Karya ini diterbitkan atas izin NovelToon Rizki Gustiasari, isi konten hanyalah pandangan pribadi pembuatnya, tidak mewakili NovelToon sendiri
Jejak masa lalu datang lagi..
Dua hari setelah pesan itu muncul, aku terus memantau sekeliling. Setiap langkah terasa was-was. Di minimarket, di halte, bahkan di halaman belakang rumah. Aku tahu Raka mungkin sedang mencariku. Atau lebih buruk: mungkin dia sudah di kota ini.
Siska memperhatikanku dengan pandangan penasaran. "Kamu kenapa, Nay? Kamu kelihatan gelisah."
Aku hanya tersenyum. "Nggak apa-apa. Cuma kecapekan."
Padahal dalam hati, aku mulai mempersiapkan kemungkinan terburuk. Aku tahu cepat atau lambat, Raka akan muncul. Dan aku harus siap, bukan sebagai istri yang patah hati, tapi sebagai ibu yang ingin melindungi anaknya.
Sore itu, saat aku baru saja pulang dari dokter, seseorang berdiri di depan kontrakan.
Tubuhku langsung membeku.
Raka.
Ia tampak berbeda. Lebih kurus. Wajahnya tirus, matanya sayu. Tapi ekspresi itu—tatapan penuh sesal dan rindu—masih sama seperti terakhir kali kami bertemu.
"Nayla…"
Aku diam. Nafasku sesak. Tanganku memeluk perutku erat-erat, seolah janin di dalamnya tahu apa yang sedang terjadi.
"Aku nggak tahu harus mulai dari mana," katanya pelan. "Tapi aku datang bukan untuk merusak lagi. Aku cuma… pengin tahu kamu baik-baik saja."
Aku ingin berteriak. Aku ingin menyalahkannya. Tapi yang keluar dari bibirku hanya satu kalimat:
"Kamu udah cukup menyakitiku, Raka. Sekarang, pergilah."
Tapi dia tidak pergi.
Besoknya, dia datang lagi. Kali ini membawa makanan. Duduk di teras, menunggu tanpa suara. Seperti orang yang menebus dosa dengan diam.

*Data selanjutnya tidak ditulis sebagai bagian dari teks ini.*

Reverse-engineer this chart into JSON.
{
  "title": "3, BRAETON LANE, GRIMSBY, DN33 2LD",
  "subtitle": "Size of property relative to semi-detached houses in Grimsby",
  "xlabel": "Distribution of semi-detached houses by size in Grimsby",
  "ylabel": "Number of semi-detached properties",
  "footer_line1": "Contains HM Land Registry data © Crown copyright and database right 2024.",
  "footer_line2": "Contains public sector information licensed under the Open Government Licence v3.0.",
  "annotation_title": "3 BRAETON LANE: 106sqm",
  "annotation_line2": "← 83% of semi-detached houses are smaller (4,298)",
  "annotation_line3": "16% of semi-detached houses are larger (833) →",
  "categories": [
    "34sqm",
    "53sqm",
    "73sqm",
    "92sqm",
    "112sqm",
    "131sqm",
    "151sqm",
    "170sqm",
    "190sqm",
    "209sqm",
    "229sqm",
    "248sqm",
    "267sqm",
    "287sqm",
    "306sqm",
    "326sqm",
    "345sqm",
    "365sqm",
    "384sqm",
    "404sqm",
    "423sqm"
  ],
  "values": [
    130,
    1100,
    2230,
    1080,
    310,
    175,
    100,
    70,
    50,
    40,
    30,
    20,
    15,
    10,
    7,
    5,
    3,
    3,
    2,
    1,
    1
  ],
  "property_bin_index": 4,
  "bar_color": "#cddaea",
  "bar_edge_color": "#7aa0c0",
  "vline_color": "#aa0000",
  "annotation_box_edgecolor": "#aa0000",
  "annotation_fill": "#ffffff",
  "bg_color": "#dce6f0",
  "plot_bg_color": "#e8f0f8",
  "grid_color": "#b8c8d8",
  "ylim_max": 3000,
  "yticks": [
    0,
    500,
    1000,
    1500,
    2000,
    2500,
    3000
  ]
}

Aku tak menyuruhnya masuk. Tapi aku juga tak mengusirnya. Mungkin karena aku ingin tahu seberapa tulus dia kali ini. Atau mungkin karena aku mulai lelah berperang sendirian.

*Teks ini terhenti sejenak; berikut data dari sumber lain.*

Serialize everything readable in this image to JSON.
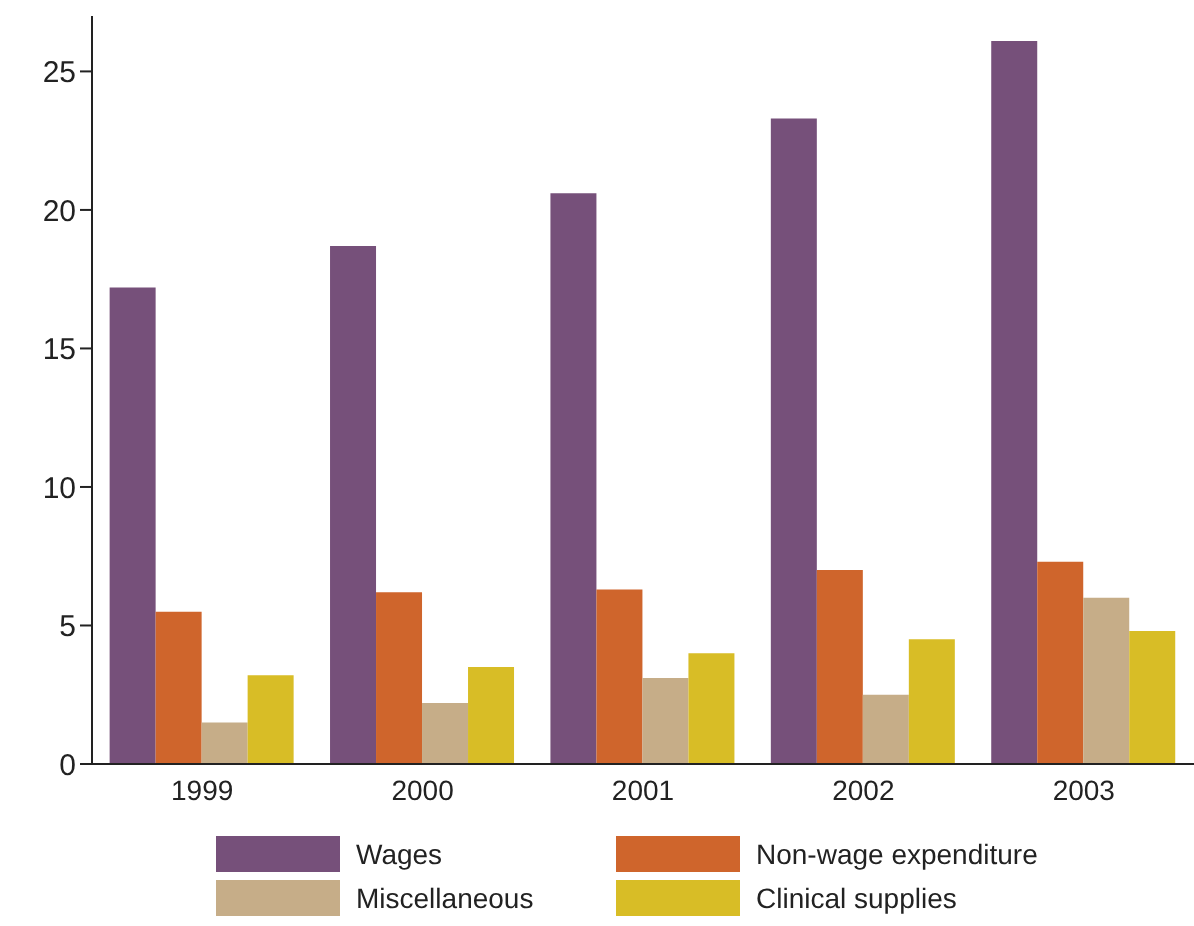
{
  "chart_data": {
    "type": "bar",
    "categories": [
      "1999",
      "2000",
      "2001",
      "2002",
      "2003"
    ],
    "series": [
      {
        "name": "Wages",
        "color": "#76507a",
        "values": [
          17.2,
          18.7,
          20.6,
          23.3,
          26.1
        ]
      },
      {
        "name": "Non-wage expenditure",
        "color": "#cf652c",
        "values": [
          5.5,
          6.2,
          6.3,
          7.0,
          7.3
        ]
      },
      {
        "name": "Miscellaneous",
        "color": "#c6ad88",
        "values": [
          1.5,
          2.2,
          3.1,
          2.5,
          6.0
        ]
      },
      {
        "name": "Clinical supplies",
        "color": "#d8bd26",
        "values": [
          3.2,
          3.5,
          4.0,
          4.5,
          4.8
        ]
      }
    ],
    "ylim": [
      0,
      27
    ],
    "yticks": [
      0,
      5,
      10,
      15,
      20,
      25
    ],
    "grid": false,
    "legend": "bottom"
  }
}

Beberapa hari berikutnya, Raka terus datang. Membantu membawakan belanjaan. Memotong rumput halaman belakang. Tak sekalipun ia membahas tentang hubungan kami.
Hingga suatu malam, saat hujan turun deras, aku membukakan pintu lebih awal. Ia basah kuyup. Aku menyiapkan teh hangat.

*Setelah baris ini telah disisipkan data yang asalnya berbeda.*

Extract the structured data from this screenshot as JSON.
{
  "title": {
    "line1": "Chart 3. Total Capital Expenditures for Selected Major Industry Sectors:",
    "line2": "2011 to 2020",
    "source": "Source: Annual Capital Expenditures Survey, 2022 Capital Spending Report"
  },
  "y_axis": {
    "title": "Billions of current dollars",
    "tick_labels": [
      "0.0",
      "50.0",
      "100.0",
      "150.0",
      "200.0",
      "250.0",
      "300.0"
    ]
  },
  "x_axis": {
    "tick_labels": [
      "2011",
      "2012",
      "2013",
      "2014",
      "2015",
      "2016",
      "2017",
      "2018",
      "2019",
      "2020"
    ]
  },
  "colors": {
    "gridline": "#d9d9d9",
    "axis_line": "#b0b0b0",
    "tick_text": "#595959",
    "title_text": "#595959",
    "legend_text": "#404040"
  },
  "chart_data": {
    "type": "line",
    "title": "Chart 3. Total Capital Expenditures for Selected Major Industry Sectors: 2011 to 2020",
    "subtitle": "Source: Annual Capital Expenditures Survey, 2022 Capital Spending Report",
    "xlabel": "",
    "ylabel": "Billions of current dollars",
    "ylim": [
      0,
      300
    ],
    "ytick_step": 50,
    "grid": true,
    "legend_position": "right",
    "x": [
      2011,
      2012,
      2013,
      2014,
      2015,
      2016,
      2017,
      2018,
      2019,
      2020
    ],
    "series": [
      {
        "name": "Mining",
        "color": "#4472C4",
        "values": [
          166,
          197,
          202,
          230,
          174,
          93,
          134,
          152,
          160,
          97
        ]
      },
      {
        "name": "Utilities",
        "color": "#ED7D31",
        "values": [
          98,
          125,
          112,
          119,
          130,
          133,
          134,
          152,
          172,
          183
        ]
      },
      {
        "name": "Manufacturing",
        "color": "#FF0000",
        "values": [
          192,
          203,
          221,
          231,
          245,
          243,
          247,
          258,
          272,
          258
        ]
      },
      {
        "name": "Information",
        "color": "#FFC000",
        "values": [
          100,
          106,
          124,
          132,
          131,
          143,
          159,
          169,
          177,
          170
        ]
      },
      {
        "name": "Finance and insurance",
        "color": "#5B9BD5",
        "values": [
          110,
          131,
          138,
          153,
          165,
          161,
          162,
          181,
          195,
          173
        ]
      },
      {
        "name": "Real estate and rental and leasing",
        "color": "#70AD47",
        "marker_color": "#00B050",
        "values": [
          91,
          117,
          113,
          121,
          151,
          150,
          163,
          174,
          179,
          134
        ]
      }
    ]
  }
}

Kami duduk di ruang tamu, lampu redup, suara hujan menjadi latar.
"Aku nggak pernah berhenti nyesel, Nay. Tapi aku tahu penyesalan nggak cukup buat nebus semuanya. Aku cuma pengin ada di samping kamu… walaupun cuma buat jaga kamu dan anak ini dari jauh."
Aku menatap matanya. Air mata jatuh perlahan dari pipiku.
Malam itu, aku tidak menjawab. Tapi aku tidak menutup pintu sepenuhnya.
Dan untuk pertama kalinya sejak semua luka itu dimulai… aku mulai membuka celah kecil untuk kemungkinan baru.
Keesokan paginya, aku mendapati sebuah surat kecil terselip di bawah pintu. Tulisan tangan Raka tampak terburu-buru, namun jujur:
"Kalau kamu butuh aku, aku ada di ujung jalan, rumah kontrakan nomor 7. Aku nggak akan ganggu. Tapi kalau suatu saat kamu mau bicara… aku selalu siap."
Aku membaca surat itu berulang kali. Ada getaran aneh di dalam dadaku. Bukan cinta yang sama seperti dulu, tapi semacam ketulusan yang tak lagi menuntut.
Hari-hari berikutnya, aku mulai merasa ada pengawasan lembut yang tak terlihat. Pernah suatu sore, saat aku hampir terpeleset membawa belanjaan, seseorang menangkapku dari belakang. Dan seperti yang bisa kuduga… Raka. Ia hanya tersenyum, tak mengatakan apa-apa, lalu pergi.
Mungkin… orang bisa berubah. Atau mungkin luka-luka yang kubawa membuatku ingin percaya bahwa perubahan itu nyata. Tapi kali ini, aku yang memegang kendali.
Aku tidak akan kembali hanya karena iba. Tapi aku akan mendengarkan. Perlahan. Karena meski pintu itu belum tertutup, bukan berarti mudah untuk dibuka sepenuhnya.